RIFLESSIONI DELLA NOTTE….IL TEMPO PASSA E NON SI ARRESTA UN’ ORA,LA MORTE CI INSEGUE A GRAN GIORNATE , LE COSE PRESENTI E LE PASSATE SI FAN GUERRA ANCORA.. MA NOI MEDICI LAVORIAN SOGNANDO DI DAR VITA AL TEMPO E DI SITTRARLO ALLA MORTE.
Ciao Davide, grazie per questo meraviglioso post che sono riuscito con molte difficoltà a leggere solo in ritardo. Condivido ogni singola tua parola e noto un chiaro accanimento terapeutico in certe tipologia di pazienti per i quali il ricovero in determinati reparti piuttosto che accogliere e custodire una certa dignità nella morte si trasformano in un chiaro prolungamento del morire.
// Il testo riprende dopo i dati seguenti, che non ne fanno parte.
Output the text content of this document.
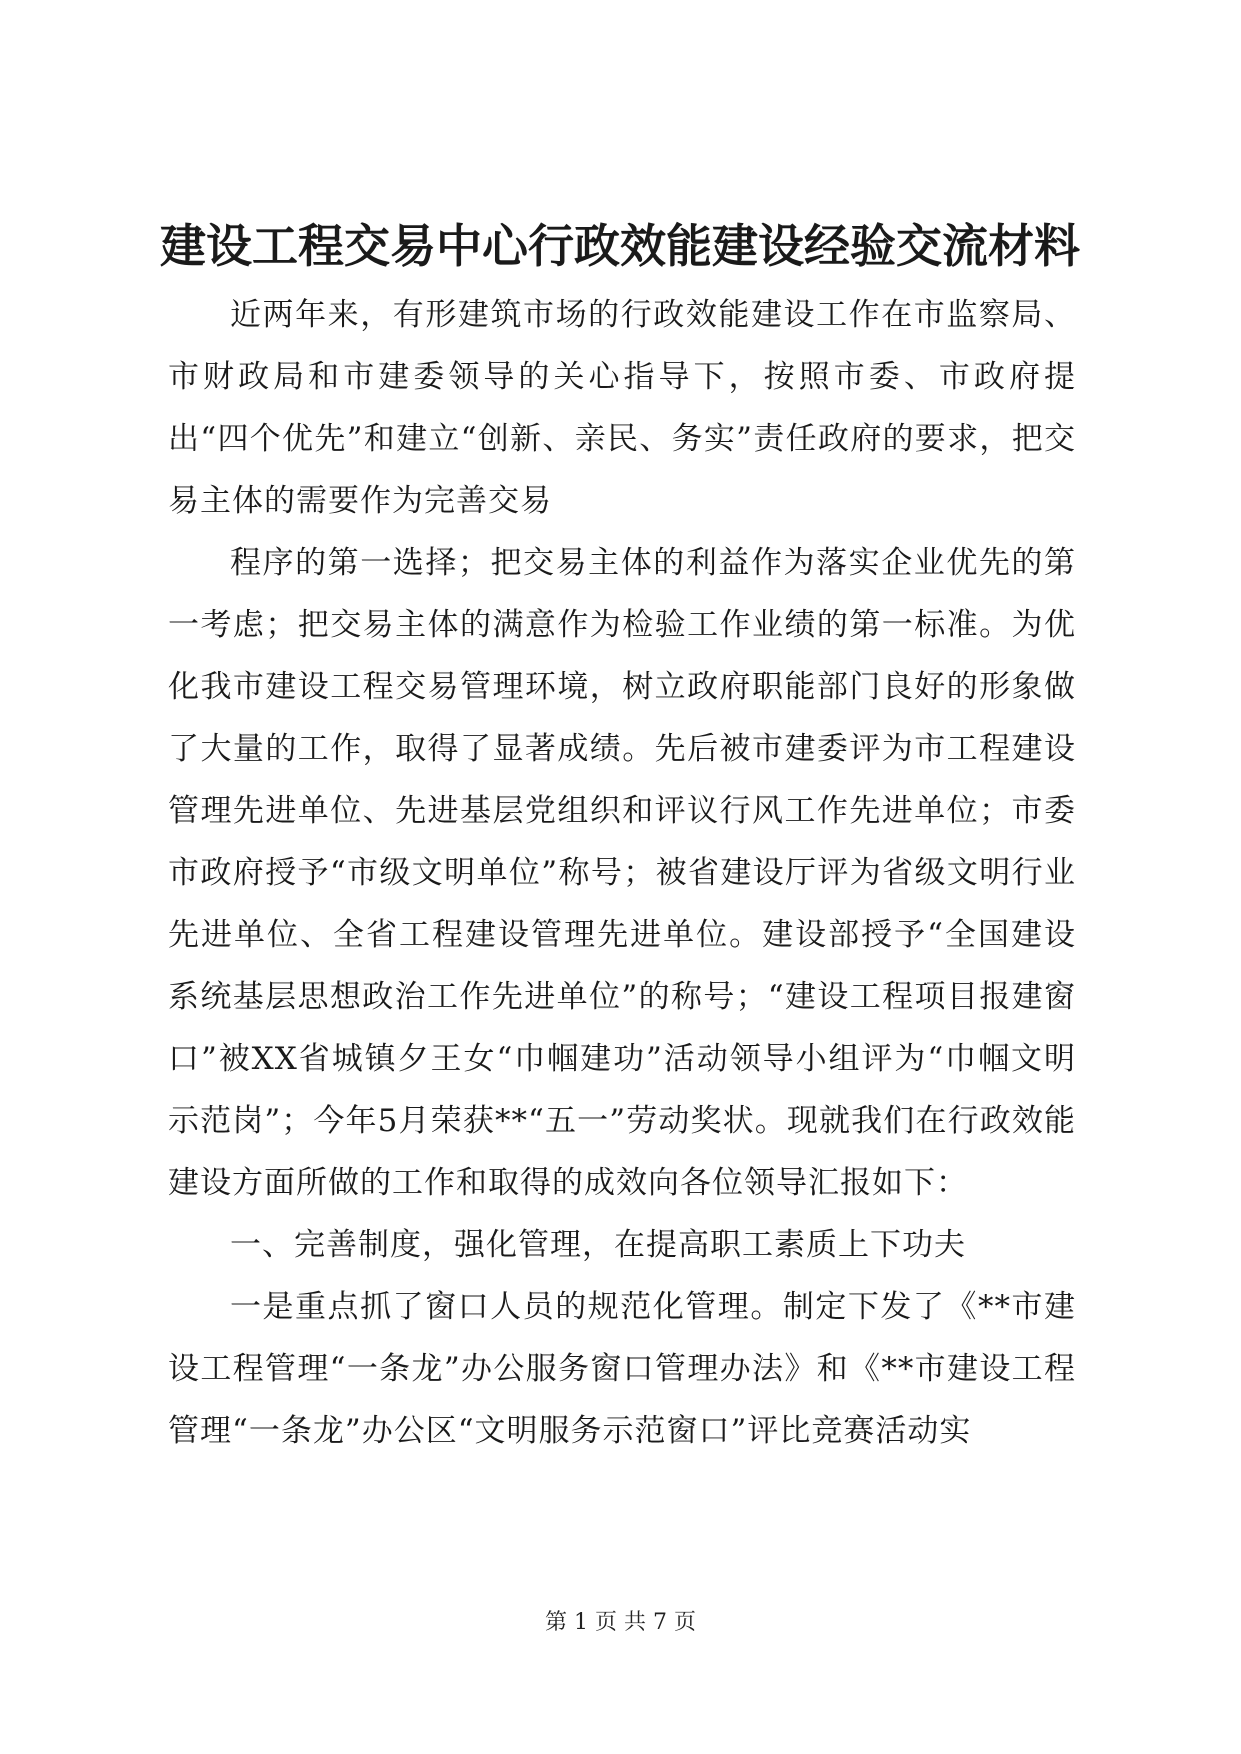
建设工程交易中心行政效能建设经验交流材料

近两年来，有形建筑市场的行政效能建设工作在市监察局、市财政局和市建委领导的关心指导下，按照市委、市政府提出“四个优先”和建立“创新、亲民、务实”责任政府的要求，把交易主体的需要作为完善交易

程序的第一选择；把交易主体的利益作为落实企业优先的第一考虑；把交易主体的满意作为检验工作业绩的第一标准。为优化我市建设工程交易管理环境，树立政府职能部门良好的形象做了大量的工作，取得了显著成绩。先后被市建委评为市工程建设管理先进单位、先进基层党组织和评议行风工作先进单位；市委市政府授予“市级文明单位”称号；被省建设厅评为省级文明行业先进单位、全省工程建设管理先进单位。建设部授予“全国建设系统基层思想政治工作先进单位”的称号；“建设工程项目报建窗口”被XX省城镇夕王女“巾帼建功”活动领导小组评为“巾帼文明示范岗”；今年5月荣获**“五一”劳动奖状。现就我们在行政效能建设方面所做的工作和取得的成效向各位领导汇报如下：

一、完善制度，强化管理，在提高职工素质上下功夫

一是重点抓了窗口人员的规范化管理。制定下发了《**市建设工程管理“一条龙”办公服务窗口管理办法》和《**市建设工程管理“一条龙”办公区“文明服务示范窗口”评比竞赛活动实

第 1 页 共 7 页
Spesso i familiari ed i colleghi mi dicono “finchè c’è vita c’è speranza e bisogna provare” ma io rispondo “purtroppo non è così e quello che lei mi chiede non è gratuito! Non è Gratis! Non è gratis per un paziente che soffrirà ad ogni prelievo, ad ogni emogas rigorosamente arterioso e ad ogni procedura invasiva! Quello che è gratis per lo spettatore (medico o familiare) ovvero il lavarsi la coscienza e non affrontare un chiaro problema di responsabilità, viene pagato a caro prezzo da un paziente che non ha margini di miglioramento e vie d’uscita”.